Aligning Calculus Participants With Reliable Storage

As a blockchain-based decentralized storage solution, Calculus incentivizes proper behavior on the network with rewards and penalizes bad conduct with penalties. Calculus incorporates several mechanisms in order to maintain the highest standards of incentives to form quality, high and sustainable, and long-term storage networks.

Spanning from providing storage capacity to the network to meeting the user’s storage demand, miners on the Calculus network must lock CAL tokens for the security of the consensus, storage reliability, and guarantee of contracts.
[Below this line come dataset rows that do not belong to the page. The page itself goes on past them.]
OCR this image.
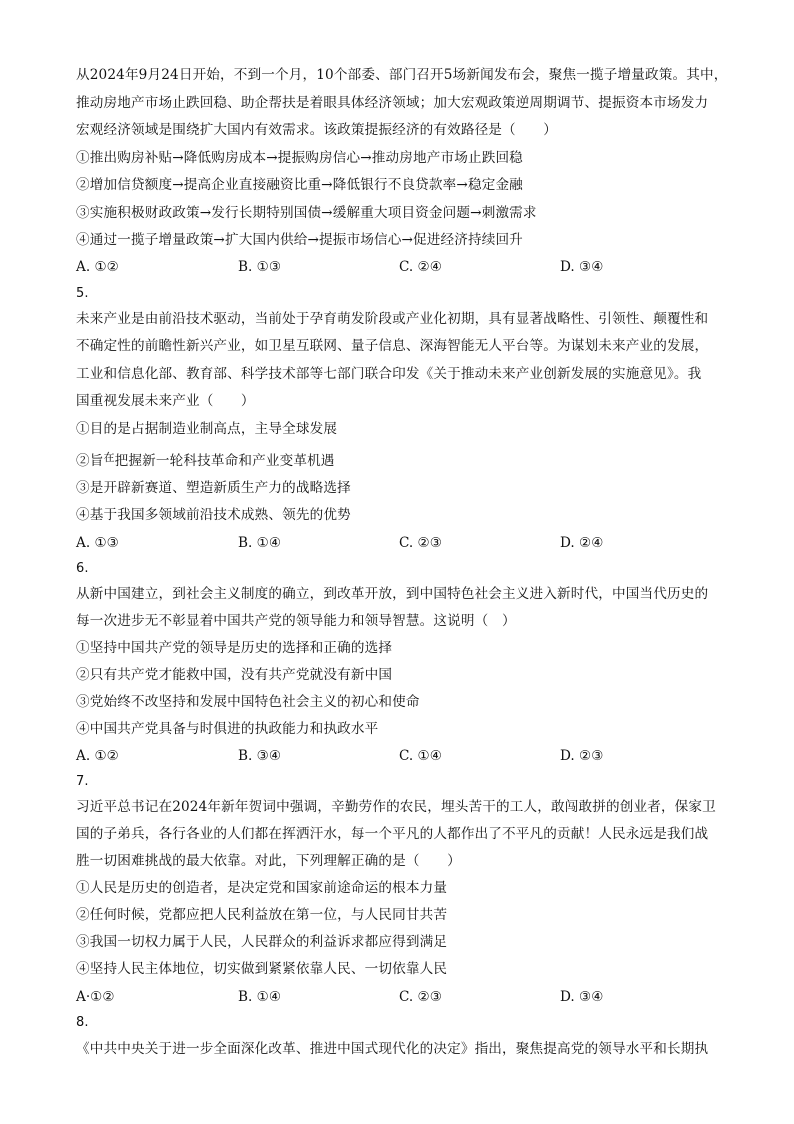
从2024年9月24日开始，不到一个月，10个部委、部门召开5场新闻发布会，聚焦一揽子增量政策。其中，
推动房地产市场止跌回稳、助企帮扶是着眼具体经济领域；加大宏观政策逆周期调节、提振资本市场发力
宏观经济领域是围绕扩大国内有效需求。该政策提振经济的有效路径是（　　）
①推出购房补贴→降低购房成本→提振购房信心→推动房地产市场止跌回稳
②增加信贷额度→提高企业直接融资比重→降低银行不良贷款率→稳定金融
③实施积极财政政策→发行长期特别国债→缓解重大项目资金问题→刺激需求
④通过一揽子增量政策→扩大国内供给→提振市场信心→促进经济持续回升
A. ①②	B. ①③	C. ②④	D. ③④
5.
未来产业是由前沿技术驱动，当前处于孕育萌发阶段或产业化初期，具有显著战略性、引领性、颠覆性和
不确定性的前瞻性新兴产业，如卫星互联网、量子信息、深海智能无人平台等。为谋划未来产业的发展，
工业和信息化部、教育部、科学技术部等七部门联合印发《关于推动未来产业创新发展的实施意见》。我
国重视发展未来产业（　　）
①目的是占据制造业制高点，主导全球发展
②旨$^在$把握新一轮科技革命和产业变革机遇
③是开辟新赛道、塑造新质生产力的战略选择
④基于我国多领域前沿技术成熟、领先的优势
A. ①③	B. ①④	C. ②③	D. ②④
6.
从新中国建立，到社会主义制度的确立，到改革开放，到中国特色社会主义进入新时代，中国当代历史的
每一次进步无不彰显着中国共产党的领导能力和领导智慧。这说明（　）
①坚持中国共产党的领导是历史的选择和正确的选择
②只有共产党才能救中国，没有共产党就没有新中国
③党始终不改坚持和发展中国特色社会主义的初心和使命
④中国共产党具备与时俱进的执政能力和执政水平
A. ①②	B. ③④	C. ①④	D. ②③
7.
习近平总书记在2024年新年贺词中强调，辛勤劳作的农民，埋头苦干的工人，敢闯敢拼的创业者，保家卫
国的子弟兵，各行各业的人们都在挥洒汗水，每一个平凡的人都作出了不平凡的贡献！人民永远是我们战
胜一切困难挑战的最大依靠。对此，下列理解正确的是（　　）
①人民是历史的创造者，是决定党和国家前途命运的根本力量
②任何时候，党都应把人民利益放在第一位，与人民同甘共苦
③我国一切权力属于人民，人民群众的利益诉求都应得到满足
④坚持人民主体地位，切实做到紧紧依靠人民、一切依靠人民
A·①②	B. ①④	C. ②③	D. ③④
8.
《中共中央关于进一步全面深化改革、推进中国式现代化的决定》指出，聚焦提高党的领导水平和长期执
CAL tokens are locked as pledge collateral and bring storage supply to the network.

Naturally, that brings us to the two main use cases of the CAL token –

1. In case of a power failure and network disconnection of the supernodes, interruption during data encapsulation, sector failure, early termination of transactions, etc., will cause the system to punish miners, and all CAL tokens penalized by the system will be destroyed.

2. Aligning with the EIP — 1559 protocol, the message uplink service fee of Calculus consists of two segments — First is the cost of direct recording, according to the protocol, and second is the network transaction fee as well as the bandwidth calculated by the payment chain, both of which are destroyed directly.

Calculus Transaction Fee — Aligning CAL Token Supply With Network Usage

For as long as there is action and utility of the Calculus network, the CAL tokens shall be consumed to compensate for the computational and storage resources.

Conclusion

We have been operating in stealth mode for what seems like a long time. We call to a future community that is not only enthusiastic about a revolution that will usher a new era to the web, again (literally). Calculus will change the way you perceive data. Data is currency, and it is high time we leverage decentralization (accurately) to bring you and the industries new wings to conduct data storage, manage data transmission and derive value. As we progress, we shall release even more detailed and updated CAL token flow and supply reports.